Так что одним летним утром я проснулась в совершенно опустевшем здании. Из коридоров, в которых всегда было оживленно, не доносилось эха шагов, не слышны были ни объявления, ни звон часов; даже кондиционеры были выключены. С крыши было видно, что мегаполис дымится и кишит движением, как обычно, и роящиеся авиетки, оставляя за собой полоски пара, испещряли небо, но в кампусе стало намного спокойнее, чем обычно. Его стоянки для фордов наполовину опустели. Под жарким солнцем строители заново мостили овальную площадь. Взглянув на календарь на своем сони, я узнала, что начались каникулы. Заперла дверь в лабораторию на засов, а сама укрылась в прихожей.
Значит, на протяжении пяти недель вы ни разу не ступали за пределы лаборатории Бум-Сука? Ни единого раза?
Ни единого. Понимаете ли, я боялась разлучиться со своим сони. Каждый девятый день дверь в лабораторию проверял охранник из службы безопасности. Иногда я слышала, как в смежной лаборатории возится Гиль-Су Нун. Больше ничего. Шторы я держала опущенными, а по ночам не включала соляры. У меня было достаточно Мыла, чтобы растянуть его на все это время.
Но это же пятьдесят дней непрерывного одиночного заточения!
Пятьдесят великолепных дней, Архивист, Мой разум путешествовал по всем измерениям нашей культуры — в длину, в ширину и в глубину. Я поглотила двенадцать основополагающих книг — «Семь диалектов» Чен Ира, «Основание Ни-Со-Копроса» Первого Председателя, «Историю Столкновений» Адмирала Йена; ну, вы знаете список. Индексы в не подвергавшихся цензуре «Комментариях» привели меня к тем мыслителям, что жили до Столкновений. Библиотека, разумеется, отказывала во многих загрузках, но мне улыбнулась удача с двумя Оптимистами, переведенными с позднеанглийского, Оруэллом и Хаксли, [157] а также с «Сатирами на демократию» Вашингтона.

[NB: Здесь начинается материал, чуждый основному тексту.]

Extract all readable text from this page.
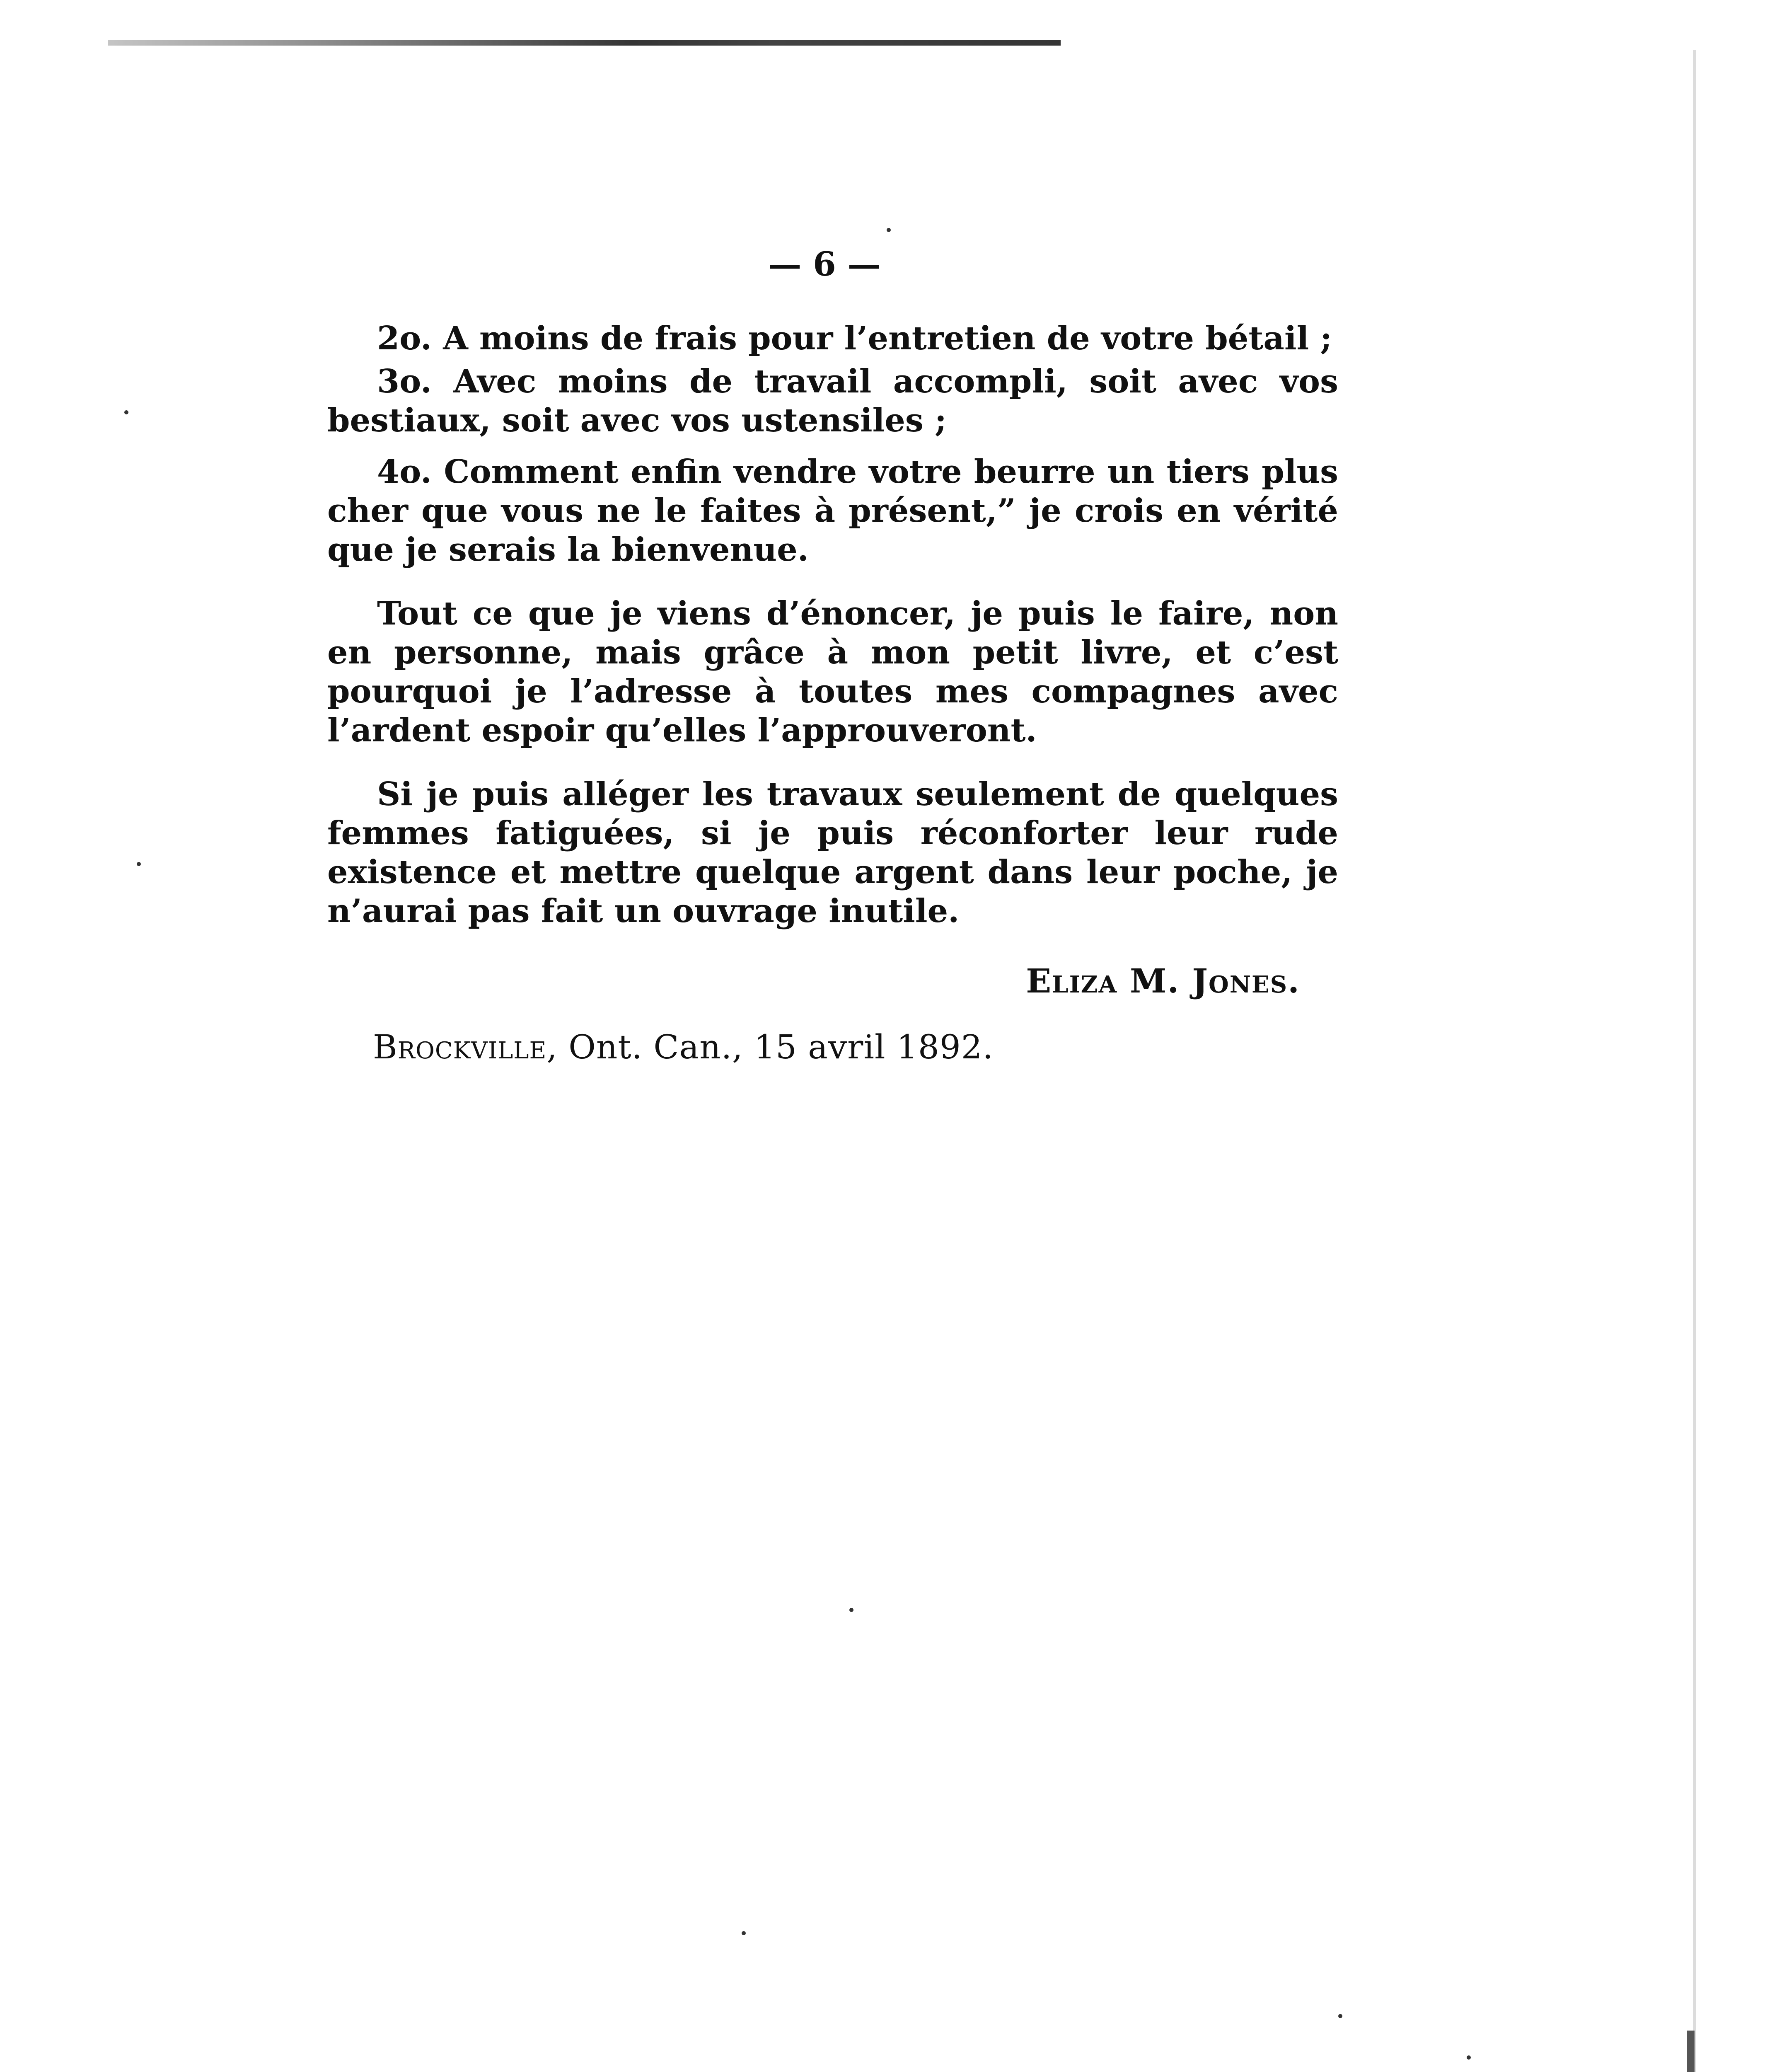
— 6 —

2o. A moins de frais pour l’entretien de votre bétail ;

3o. Avec moins de travail accompli, soit avec vos bestiaux, soit avec vos ustensiles ;

4o. Comment enfin vendre votre beurre un tiers plus cher que vous ne le faites à présent,” je crois en vérité que je serais la bienvenue.

Tout ce que je viens d’énoncer, je puis le faire, non en personne, mais grâce à mon petit livre, et c’est pourquoi je l’adresse à toutes mes compagnes avec l’ardent espoir qu’elles l’approuveront.

Si je puis alléger les travaux seulement de quelques femmes fatiguées, si je puis réconforter leur rude existence et mettre quelque argent dans leur poche, je n’aurai pas fait un ouvrage inutile.

Eliza M. Jones.
Brockville, Ont. Can., 15 avril 1892.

И вы по-прежнему оставались диссертационным экземпляром Бум-Сука — якобы, — когда он вернулся на второй семестр?
Да. Наступила моя первая осень. Я тайком собрала коллекцию пламенеющих листьев, которые нанесло на крышу Факультета. Осень сама состарилась, и мои листья потеряли свою окраску. Ночи стали ледяными; потом даже в часы дневного света сделалось морозно. Бум-Сук по большей части целыми днями дремал на разогретом ондоле [158] и смотрел 3-мерку. Из-за сомнительных инвестиций, которые он делал на протяжении всего лета, мой аспирант потерял множество долларов и, поскольку отец отказывался оплатить долги, был подвержен вспышкам раздражительности. Единственная моя защита от этих его приступов состояла в безмысленном поведении.
А что вы почувствовали, когда пошел снег?

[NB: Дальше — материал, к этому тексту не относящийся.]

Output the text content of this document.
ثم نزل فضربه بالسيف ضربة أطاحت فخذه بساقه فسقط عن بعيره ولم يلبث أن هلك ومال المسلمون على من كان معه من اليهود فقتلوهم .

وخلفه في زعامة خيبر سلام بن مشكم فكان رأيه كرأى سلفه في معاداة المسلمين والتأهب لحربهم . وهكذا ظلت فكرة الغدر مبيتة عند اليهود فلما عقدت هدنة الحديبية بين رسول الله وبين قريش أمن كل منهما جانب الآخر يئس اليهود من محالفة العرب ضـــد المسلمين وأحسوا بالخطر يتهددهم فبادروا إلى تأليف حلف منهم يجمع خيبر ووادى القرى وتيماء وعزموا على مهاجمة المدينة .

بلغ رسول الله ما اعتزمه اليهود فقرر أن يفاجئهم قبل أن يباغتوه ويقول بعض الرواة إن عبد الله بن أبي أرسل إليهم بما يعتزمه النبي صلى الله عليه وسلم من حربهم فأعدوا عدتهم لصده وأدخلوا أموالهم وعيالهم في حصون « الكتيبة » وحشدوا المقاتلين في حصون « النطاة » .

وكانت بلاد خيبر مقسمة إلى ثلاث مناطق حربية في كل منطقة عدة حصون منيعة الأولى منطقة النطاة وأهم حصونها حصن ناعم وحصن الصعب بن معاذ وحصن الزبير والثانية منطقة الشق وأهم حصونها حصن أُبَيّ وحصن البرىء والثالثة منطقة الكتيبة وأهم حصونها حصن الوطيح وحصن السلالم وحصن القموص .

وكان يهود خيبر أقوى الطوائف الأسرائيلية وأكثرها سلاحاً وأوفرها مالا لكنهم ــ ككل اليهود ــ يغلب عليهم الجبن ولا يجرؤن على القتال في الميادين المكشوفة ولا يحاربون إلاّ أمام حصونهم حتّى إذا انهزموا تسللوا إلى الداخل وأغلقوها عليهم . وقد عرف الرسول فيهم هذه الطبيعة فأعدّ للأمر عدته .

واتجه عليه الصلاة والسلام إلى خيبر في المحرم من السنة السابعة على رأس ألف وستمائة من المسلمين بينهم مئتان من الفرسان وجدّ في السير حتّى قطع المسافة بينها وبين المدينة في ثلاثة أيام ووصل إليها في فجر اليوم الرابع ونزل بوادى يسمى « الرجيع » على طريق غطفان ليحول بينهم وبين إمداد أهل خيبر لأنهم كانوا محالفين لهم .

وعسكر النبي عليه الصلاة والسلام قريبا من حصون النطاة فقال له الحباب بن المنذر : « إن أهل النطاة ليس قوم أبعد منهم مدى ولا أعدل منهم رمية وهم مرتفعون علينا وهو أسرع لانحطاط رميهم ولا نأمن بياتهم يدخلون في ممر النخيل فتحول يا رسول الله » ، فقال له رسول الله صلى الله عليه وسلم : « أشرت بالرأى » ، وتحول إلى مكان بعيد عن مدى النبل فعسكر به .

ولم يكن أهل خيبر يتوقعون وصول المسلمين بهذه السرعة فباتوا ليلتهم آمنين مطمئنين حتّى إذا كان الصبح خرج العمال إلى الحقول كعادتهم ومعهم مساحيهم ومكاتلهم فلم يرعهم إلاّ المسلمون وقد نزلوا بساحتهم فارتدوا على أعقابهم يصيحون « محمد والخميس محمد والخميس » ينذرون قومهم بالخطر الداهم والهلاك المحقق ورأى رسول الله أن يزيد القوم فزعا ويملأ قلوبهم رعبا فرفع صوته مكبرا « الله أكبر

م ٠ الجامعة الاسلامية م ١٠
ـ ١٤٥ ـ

Ах да, снег. Первые снегопады случились в прошлом году очень поздно, только в первую ночь двенадцатого месяца. Проснулась в полутьме и, завороженная, смотрела на снежинки, которые ореолом окружали Новогодних фей, украшавших окна во двор: чарующе, Архивист, чарующе. Подлесок под заброшенной статуей во дворе прогнулся под тяжестью снега, а сама статуя приобрела комичную величественность. В прежней своей камере я могла наблюдать за снегопадом, а здесь мне очень этого не хватает. Снег в полусвете становится лиловым, словно след от удара, — такое чистое утешение.
157
…Оруэллом и Хаксли… — Джордж Оруэлл (Эрик Артур Блер, 1903–1950) и Олдос Хаксли (1894–1963) — английские писатели, авторы знаменитых антиутопий «1984» (1949) и «Дивный новый мир» (1932) соответственно.
158
Ондоль — традиционная корейская система отопления: дым и теплый воздух отводятся из кухни и проходят под полом жилых помещений.